Lately I have been playing with PowerShell to see if it can help with some uptime/availability checks for our web sites and services at work; Yes i know what you are thinking but I'm not a sys-admin and I need to know if my stuff is working with out having access to the server... long story I'm sure you will appreciate.

In my reading I have seen lots of flaky posts about PowerShell and web services. I think people need to remember that web services still conform to the http protocol, there is no magic, you do not need to access any visual studio dll or do any weird crap like that, you just need to hit the url and receive a payload.

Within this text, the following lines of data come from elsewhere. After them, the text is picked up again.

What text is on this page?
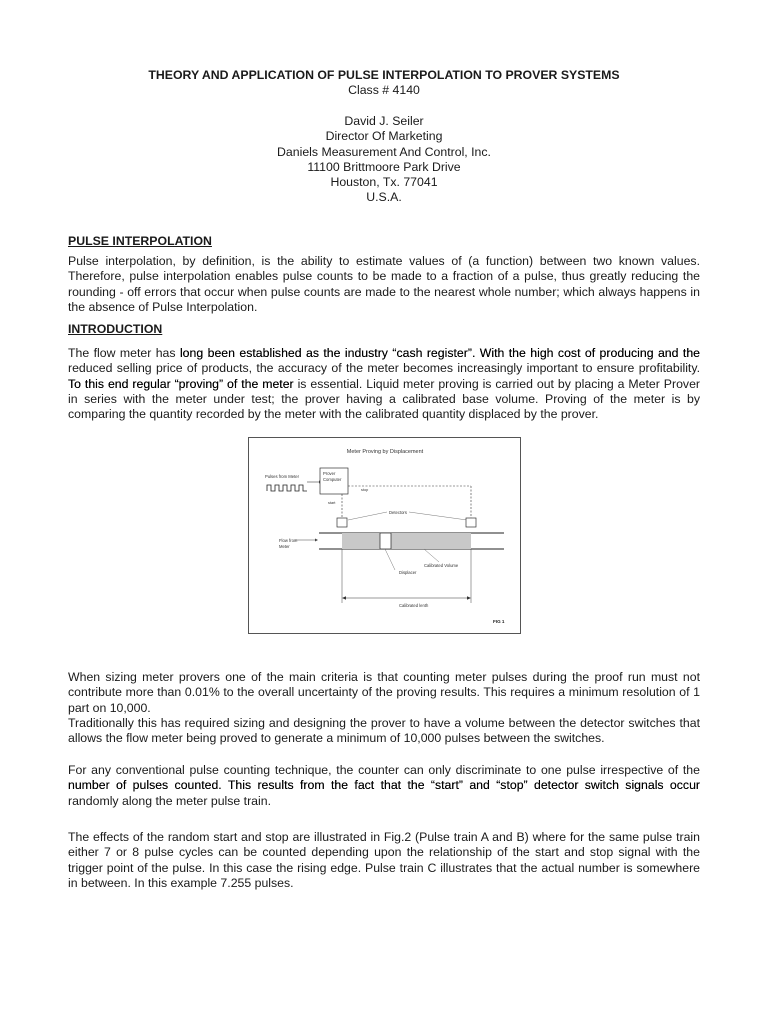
THEORY AND APPLICATION OF PULSE INTERPOLATION TO PROVER SYSTEMS
Class # 4140
David J. Seiler
Director Of Marketing
Daniels Measurement And Control, Inc.
11100 Brittmoore Park Drive
Houston, Tx. 77041
U.S.A.
PULSE INTERPOLATION
Pulse interpolation, by definition, is the ability to estimate values of (a function) between two known values. Therefore, pulse interpolation enables pulse counts to be made to a fraction of a pulse, thus greatly reducing the rounding - off errors that occur when pulse counts are made to the nearest whole number; which always happens in the absence of Pulse Interpolation.
INTRODUCTION
The flow meter has long been established as the industry “cash register”. With the high cost of producing and the reduced selling price of products, the accuracy of the meter becomes increasingly important to ensure profitability. To this end regular “proving” of the meter is essential. Liquid meter proving is carried out by placing a Meter Prover in series with the meter under test; the prover having a calibrated base volume. Proving of the meter is by comparing the quantity recorded by the meter with the calibrated quantity displaced by the prover.
Meter Proving by Displacement
Pulses from Meter
Prover
Computer
stop
start
Detectors
Flow from
Meter
Calibrated Volume
Displacer
Calibrated lenth
FIG 1
When sizing meter provers one of the main criteria is that counting meter pulses during the proof run must not contribute more than 0.01% to the overall uncertainty of the proving results. This requires a minimum resolution of 1 part on 10,000.
Traditionally this has required sizing and designing the prover to have a volume between the detector switches that allows the flow meter being proved to generate a minimum of 10,000 pulses between the switches.
For any conventional pulse counting technique, the counter can only discriminate to one pulse irrespective of the number of pulses counted. This results from the fact that the “start” and “stop” detector switch signals occur randomly along the meter pulse train.
The effects of the random start and stop are illustrated in Fig.2 (Pulse train A and B) where for the same pulse train either 7 or 8 pulse cycles can be counted depending upon the relationship of the start and stop signal with the trigger point of the pulse. In this case the rising edge. Pulse train C illustrates that the actual number is somewhere in between. In this example 7.255 pulses.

    $wc = new-object system.net.WebClient
    $webpage = $wc.DownloadData($url)     

That's it. No weird proxies no importing custom dll's.

Here's an example calling the Google Maps API (which is a nice API BTW) to get a latitude and longitude of an address, specifically Perth's craziest bar Devilles Pad (think Satan living in a trailer park that hangs out at a Go-Go club that used to be a James Bond-villians liar, yeah its that cool:

    $url = "http://maps.google.com/maps/api/geocode/xml?address=3+Aberdeen+St,+Perth,+WA+6000,+Australia&sensor=false"
    $wc = new-object system.net.WebClient
    $webpage = $wc.DownloadString($url)#Edit -Thanks Ken
    $xmldata = [xml]$webpage
    $lat = $xmldata.GeocodeResponse.result.geometry.location.lat
    $lng = $xmldata.GeocodeResponse.result.geometry.location.lng
    write-host "Latitude = $lat - Longitude = $lng" 

Like that? Go play: Google Maps API Doco

2 comments:

Ken Egozi said...

Why do you .DownloadData and then ASCII decode it, instead of .DownloadString() it in the first place?

Unknown said...

@Ken - mainly becuase I dont know what im doing and im just messing around with powershell and the web at the moment.